We can start to change the national conversation by having better conversations about immunization in our private lives. It is not easy, but it is not impossible. If you want to engage in a deeper and more meaningful dialogue about vaccines, especially with someone who might disagree with you, here are three questions to ask yourself before starting the conversation:

What is my goal for this conversation? Before you dive in, make sure you have a goal that the other person would sign up for. Instead of trying to change a person’s opinion, try to learn more about the values ​​or personal experiences behind their choice. Or step in to help them feel heard and seen, especially if they are in the minority in your community. You might find that the conversation leaves you both changed in ways you couldn’t have foreseen.

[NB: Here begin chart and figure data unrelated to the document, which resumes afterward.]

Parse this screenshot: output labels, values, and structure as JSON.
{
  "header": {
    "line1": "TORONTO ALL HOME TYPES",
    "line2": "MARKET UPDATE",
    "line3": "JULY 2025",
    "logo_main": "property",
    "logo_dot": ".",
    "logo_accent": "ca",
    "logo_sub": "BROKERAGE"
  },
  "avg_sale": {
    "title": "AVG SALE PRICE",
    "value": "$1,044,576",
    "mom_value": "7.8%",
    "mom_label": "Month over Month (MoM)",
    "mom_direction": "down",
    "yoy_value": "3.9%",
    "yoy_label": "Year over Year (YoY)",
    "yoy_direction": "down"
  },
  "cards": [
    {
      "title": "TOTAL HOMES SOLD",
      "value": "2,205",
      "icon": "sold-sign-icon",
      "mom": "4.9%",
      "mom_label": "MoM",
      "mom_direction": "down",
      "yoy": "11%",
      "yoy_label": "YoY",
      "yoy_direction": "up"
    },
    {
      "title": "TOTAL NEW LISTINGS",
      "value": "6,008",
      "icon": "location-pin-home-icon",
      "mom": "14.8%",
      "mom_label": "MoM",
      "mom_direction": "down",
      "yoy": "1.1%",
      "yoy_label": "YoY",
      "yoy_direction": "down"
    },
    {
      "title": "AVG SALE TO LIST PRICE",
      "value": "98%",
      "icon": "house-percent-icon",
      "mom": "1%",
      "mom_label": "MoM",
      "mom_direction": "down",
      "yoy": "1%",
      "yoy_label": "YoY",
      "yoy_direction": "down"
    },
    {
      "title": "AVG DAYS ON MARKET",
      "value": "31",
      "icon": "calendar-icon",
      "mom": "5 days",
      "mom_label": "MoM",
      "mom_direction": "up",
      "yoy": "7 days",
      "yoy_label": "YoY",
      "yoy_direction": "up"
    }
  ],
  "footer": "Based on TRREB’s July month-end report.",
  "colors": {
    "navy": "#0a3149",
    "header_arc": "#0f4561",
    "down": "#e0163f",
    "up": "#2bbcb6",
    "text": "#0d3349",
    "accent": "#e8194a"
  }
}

Where do I feel in conflict and where does my thinking defy expectations? Most people have nuanced views on the issues that matter most to them, but rarely have the opportunity to share those views in all their complexity. Start by thinking about areas where your own point of view is less clear or certain than people might assume. Decide what you are willing to share. Maybe you have mixed feelings about bodily autonomy and tenure, or you don’t fully trust the drug companies, or you fear spreading COVID without knowing it. Opening up to your own thoughts, feelings and values ​​will allow other people to do the same.

How do I ask a question that invites a personal story rather than an opinion? Questions can open people up or shut them down. Try asking questions that invite a personal story or experience, or share what is at the heart of the matter in terms of their perspective. Ask questions such as, “What would you like people to understand about your decision? Or “What, about your decision, resonates the most with value about how you want to live your life?” “

People are always changed by what they hear in a deeper, more real conversation with someone else in their community – even if their perspective or choice remains the same as it started out. There is no way to know the outcome of a genuine, open, and curious conversation until you actually have one.

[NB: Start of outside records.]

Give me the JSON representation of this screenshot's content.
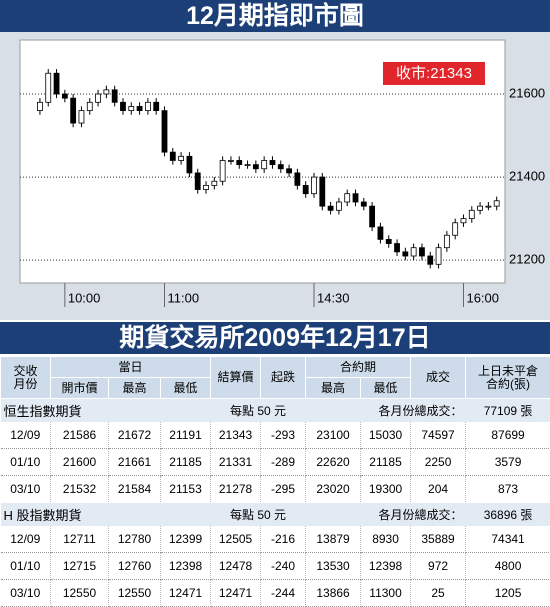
{
  "chart_data": {
    "type": "candlestick",
    "title": "12月期指即市圖",
    "annotation": "收市:21343",
    "x": [
      0,
      5,
      10,
      15,
      20,
      25,
      30,
      35,
      40,
      45,
      50,
      55,
      60,
      65,
      70,
      75,
      80,
      85,
      90,
      95,
      100,
      105,
      110,
      115,
      120,
      125,
      130,
      135,
      140,
      145,
      150,
      155,
      160,
      165,
      170,
      175,
      180,
      185,
      190,
      195,
      200,
      205,
      210,
      215,
      220,
      225,
      230,
      235,
      240,
      245,
      250,
      255,
      260,
      265,
      270,
      275
    ],
    "open": [
      21560,
      21580,
      21650,
      21600,
      21590,
      21530,
      21560,
      21580,
      21600,
      21610,
      21580,
      21560,
      21570,
      21560,
      21580,
      21560,
      21460,
      21440,
      21450,
      21410,
      21370,
      21380,
      21390,
      21440,
      21440,
      21430,
      21430,
      21420,
      21440,
      21430,
      21420,
      21410,
      21380,
      21360,
      21400,
      21330,
      21320,
      21340,
      21360,
      21340,
      21330,
      21280,
      21250,
      21240,
      21220,
      21210,
      21230,
      21210,
      21190,
      21230,
      21260,
      21290,
      21300,
      21320,
      21330,
      21330
    ],
    "high": [
      21590,
      21660,
      21660,
      21610,
      21600,
      21570,
      21590,
      21610,
      21620,
      21620,
      21590,
      21580,
      21580,
      21590,
      21590,
      21570,
      21470,
      21460,
      21460,
      21420,
      21390,
      21400,
      21450,
      21450,
      21450,
      21440,
      21440,
      21450,
      21450,
      21440,
      21430,
      21420,
      21390,
      21410,
      21410,
      21340,
      21350,
      21370,
      21370,
      21350,
      21340,
      21290,
      21260,
      21250,
      21230,
      21240,
      21240,
      21220,
      21240,
      21270,
      21300,
      21310,
      21330,
      21340,
      21340,
      21353
    ],
    "low": [
      21550,
      21570,
      21590,
      21580,
      21520,
      21520,
      21550,
      21570,
      21590,
      21570,
      21550,
      21550,
      21550,
      21550,
      21550,
      21450,
      21430,
      21430,
      21400,
      21360,
      21360,
      21370,
      21380,
      21430,
      21420,
      21420,
      21410,
      21410,
      21420,
      21410,
      21400,
      21370,
      21350,
      21350,
      21320,
      21310,
      21310,
      21330,
      21330,
      21320,
      21270,
      21240,
      21230,
      21210,
      21200,
      21200,
      21200,
      21180,
      21180,
      21220,
      21250,
      21280,
      21290,
      21310,
      21320,
      21320
    ],
    "close": [
      21580,
      21650,
      21600,
      21590,
      21530,
      21560,
      21580,
      21600,
      21610,
      21580,
      21560,
      21570,
      21560,
      21580,
      21560,
      21460,
      21440,
      21450,
      21410,
      21370,
      21380,
      21390,
      21440,
      21440,
      21430,
      21430,
      21420,
      21440,
      21430,
      21420,
      21410,
      21380,
      21360,
      21400,
      21330,
      21320,
      21340,
      21360,
      21340,
      21330,
      21280,
      21250,
      21240,
      21220,
      21210,
      21230,
      21210,
      21190,
      21230,
      21260,
      21290,
      21300,
      21320,
      21330,
      21330,
      21343
    ],
    "xlim": [
      -12,
      280
    ],
    "xticks": [
      {
        "value": 15,
        "label": "10:00"
      },
      {
        "value": 75,
        "label": "11:00"
      },
      {
        "value": 165,
        "label": "14:30"
      },
      {
        "value": 255,
        "label": "16:00"
      }
    ],
    "ylim": [
      21145,
      21730
    ],
    "yticks": [
      21200,
      21400,
      21600
    ],
    "grid": true
  },
  "table": {
    "title": "期貨交易所2009年12月17日",
    "header_top": [
      "交收\n月份",
      "當日",
      "結算價",
      "起跌",
      "合約期",
      "成交",
      "上日未平倉\n合約(張)"
    ],
    "header_sub": [
      "開市價",
      "最高",
      "最低",
      "最高",
      "最低"
    ],
    "sections": [
      {
        "name": "恒生指數期貨",
        "point": "每點 50 元",
        "total_label": "各月份總成交：",
        "total": "77109 張",
        "rows": [
          [
            "12/09",
            21586,
            21672,
            21191,
            21343,
            -293,
            23100,
            15030,
            74597,
            87699
          ],
          [
            "01/10",
            21600,
            21661,
            21185,
            21331,
            -289,
            22620,
            21185,
            2250,
            3579
          ],
          [
            "03/10",
            21532,
            21584,
            21153,
            21278,
            -295,
            23020,
            19300,
            204,
            873
          ]
        ]
      },
      {
        "name": "H 股指數期貨",
        "point": "每點 50 元",
        "total_label": "各月份總成交：",
        "total": "36896 張",
        "rows": [
          [
            "12/09",
            12711,
            12780,
            12399,
            12505,
            -216,
            13879,
            8930,
            35889,
            74341
          ],
          [
            "01/10",
            12715,
            12760,
            12398,
            12478,
            -240,
            13530,
            12398,
            972,
            4800
          ],
          [
            "03/10",
            12550,
            12550,
            12471,
            12471,
            -244,
            13866,
            11300,
            25,
            1205
          ]
        ]
      }
    ]
  }
}
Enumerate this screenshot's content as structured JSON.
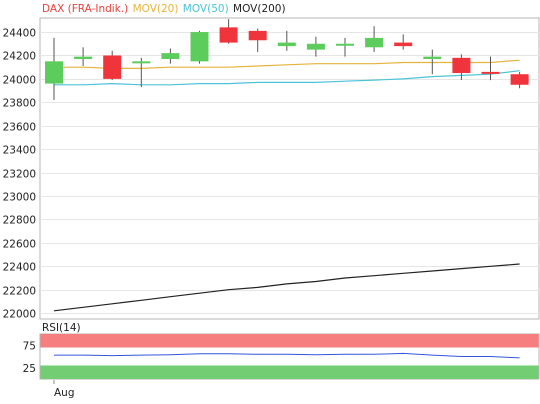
{
  "legend": [
    {
      "label": "DAX (FRA-Indik.)",
      "color": "#e8413b"
    },
    {
      "label": "MOV(20)",
      "color": "#e6b43c"
    },
    {
      "label": "MOV(50)",
      "color": "#4cc3d9"
    },
    {
      "label": "MOV(200)",
      "color": "#222222"
    }
  ],
  "x_tick_label": "Aug",
  "colors": {
    "up": "#5ccc5c",
    "down": "#f0343c",
    "wick": "#555555",
    "grid": "#e6e6e6",
    "frame": "#b4b4b4",
    "rsi_overbought": "#f77e7e",
    "rsi_oversold": "#73cd73",
    "rsi_line": "#3355dd"
  },
  "chart_data": [
    {
      "type": "candlestick",
      "title": "DAX (FRA-Indik.)",
      "ylim": [
        21950,
        24520
      ],
      "yticks": [
        22000,
        22200,
        22400,
        22600,
        22800,
        23000,
        23200,
        23400,
        23600,
        23800,
        24000,
        24200,
        24400
      ],
      "grid": true,
      "candles": [
        {
          "open": 23960,
          "high": 24350,
          "low": 23820,
          "close": 24150
        },
        {
          "open": 24170,
          "high": 24270,
          "low": 24110,
          "close": 24190
        },
        {
          "open": 24200,
          "high": 24240,
          "low": 23990,
          "close": 24000
        },
        {
          "open": 24140,
          "high": 24180,
          "low": 23930,
          "close": 24150
        },
        {
          "open": 24170,
          "high": 24260,
          "low": 24130,
          "close": 24220
        },
        {
          "open": 24150,
          "high": 24410,
          "low": 24130,
          "close": 24400
        },
        {
          "open": 24440,
          "high": 24510,
          "low": 24300,
          "close": 24310
        },
        {
          "open": 24410,
          "high": 24430,
          "low": 24230,
          "close": 24330
        },
        {
          "open": 24280,
          "high": 24410,
          "low": 24240,
          "close": 24310
        },
        {
          "open": 24250,
          "high": 24360,
          "low": 24190,
          "close": 24300
        },
        {
          "open": 24290,
          "high": 24350,
          "low": 24190,
          "close": 24300
        },
        {
          "open": 24270,
          "high": 24450,
          "low": 24230,
          "close": 24350
        },
        {
          "open": 24310,
          "high": 24380,
          "low": 24250,
          "close": 24280
        },
        {
          "open": 24170,
          "high": 24250,
          "low": 24040,
          "close": 24190
        },
        {
          "open": 24180,
          "high": 24210,
          "low": 23990,
          "close": 24050
        },
        {
          "open": 24060,
          "high": 24190,
          "low": 23990,
          "close": 24050
        },
        {
          "open": 24040,
          "high": 24060,
          "low": 23920,
          "close": 23950
        }
      ],
      "mov20": [
        24100,
        24100,
        24090,
        24090,
        24100,
        24100,
        24100,
        24110,
        24120,
        24130,
        24130,
        24130,
        24140,
        24140,
        24140,
        24140,
        24160
      ],
      "mov50": [
        23950,
        23950,
        23960,
        23950,
        23950,
        23960,
        23960,
        23970,
        23970,
        23970,
        23980,
        23990,
        24000,
        24020,
        24030,
        24040,
        24070
      ],
      "mov200": [
        22020,
        22050,
        22080,
        22110,
        22140,
        22170,
        22200,
        22220,
        22250,
        22270,
        22300,
        22320,
        22340,
        22360,
        22380,
        22400,
        22420
      ]
    },
    {
      "type": "line",
      "title": "RSI(14)",
      "ylim": [
        0,
        100
      ],
      "yticks": [
        25,
        75
      ],
      "bands": {
        "overbought": [
          70,
          100
        ],
        "oversold": [
          0,
          30
        ]
      },
      "values": [
        53,
        53,
        52,
        53,
        54,
        56,
        56,
        55,
        55,
        54,
        55,
        55,
        57,
        53,
        50,
        50,
        47
      ]
    }
  ]
}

But one thing is certain. Without better conversations, without interrupting toxic cycles of polarization, we will not be able to meet the challenges our communities face today. Better conversations are crucial if we are to live and work in community, thrive in community, and survive as a democracy. At the very least, the COVID-19 pandemic has reminded us all that our futures are intertwined.

– Katie Hyten is Co-Executive Director of Essential Partners, which empowers people to live better and work better together by building trust and understanding beyond differences.

– The Fulcrum covers what makes democracy dysfunctional and efforts to fix our systems of government.